Cité dans l’affaire de l’ancienne ministre de l’Industrie, Djamila Tamazirt, mise en détention provisoire la semaine passée dans une autre affaire de corruption, le groupe Amenhyd a réagi contre ce qu’il considère comme des «contre-vérités» qui portent atteinte à l’image de l’entreprise.
Le groupe, par la voix de ses gérants et de ses avocats conseils, se dit «indigné» par les informations diffusées la semaine passée dans le sillage de la décision du Pôle pénal spécialisé dans la lutte contre le crime financier et économique près le Tribunal de Sidi M’hamed (Alger) de mettre en prison l’ancienne ministre.
En effet, «la contre-vérité» selon laquelle l’ancienne ministre est accusée, dans cette nouvelle affaire, de «détournement de deniers publics et octroi d’indus avantages au groupe industriel Amenhyd», est jugée «inadmissible» par le groupe, qui nie tout lien avec Tamazirt, ni d’avoir bénéficié de «largesses» de sa part quand elle était en poste.
«Dans le souci de rétablir les vérités, il y a lieu de retenir que ni le groupe Amenhyd ni ses dirigeants ou actionnaires n’ont bénéficié, et ce, depuis la création du groupe, de quelques avantages que ce soient ni de la part de l’ex-ministre de l’Industrie, Djamila Tamazirt, ni de la part de tout autre ministre ou responsable à quelque niveau de la hiérarchie», peut-on lire dans un communiqué du groupe.
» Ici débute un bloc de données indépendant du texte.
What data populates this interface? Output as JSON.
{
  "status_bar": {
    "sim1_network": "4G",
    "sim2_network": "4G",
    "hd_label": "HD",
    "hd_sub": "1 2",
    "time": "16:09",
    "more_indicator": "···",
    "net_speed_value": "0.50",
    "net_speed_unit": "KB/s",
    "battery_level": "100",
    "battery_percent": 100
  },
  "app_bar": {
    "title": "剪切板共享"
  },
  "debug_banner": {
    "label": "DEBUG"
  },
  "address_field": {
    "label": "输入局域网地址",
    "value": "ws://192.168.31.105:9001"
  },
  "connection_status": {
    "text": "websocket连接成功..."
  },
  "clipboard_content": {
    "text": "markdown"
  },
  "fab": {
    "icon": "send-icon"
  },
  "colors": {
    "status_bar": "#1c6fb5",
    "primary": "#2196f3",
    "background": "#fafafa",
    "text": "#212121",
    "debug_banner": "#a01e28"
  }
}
Visiblement agacé par l’évocation du nom du groupe dans ces dossiers de corruption, Amenhyd crie son innocence, martelant que ses activités «ne souffrent d’aucune irrégularité» et que ses actions «ne présentent aucun manquement» à la réglementation en vigueur. «Elles ne résultent, en tout état de cause, d’aucun passe-droit ou de quelque entorse que ce soit à la réglementation», soulignent les rédacteurs du communiqué, pour qui les dirigeants du groupe «ne sauraient permettre à ce que les efforts des travailleurs et l’abnégation des dirigeants ne soient attribués à une accointance supposée avec telle ou telle partie du pouvoir».
Dans le même document, il est écrit que «les fondateurs du groupe n’ont jamais entretenu quelque relation, et de quelque nature que soit, avec quelques réseaux d’influence, personnes et autorités, celles ayant exercé dans le passé ou celles exerçant présentement». Dans son plaidoyer, Amenhyd tient à souligner que le groupe s’est développé grâce aux propres ressources de ses actionnaires, ajoutant que l’entreprise, qui active dans le secteur de l’hydraulique, l’environnement et l’aménagement, a honoré ses obligations fiscales et parafiscales estimées à hauteur de plus de 16 milliards de dinars pour les trois derniers exercices.
Le groupe Amenhyd continue, faut-il le rappeler, ses activités en dépit de la mise en détention depuis août 2019 de son P-DG, Djamel Eddine Chelghoum, et de son frère.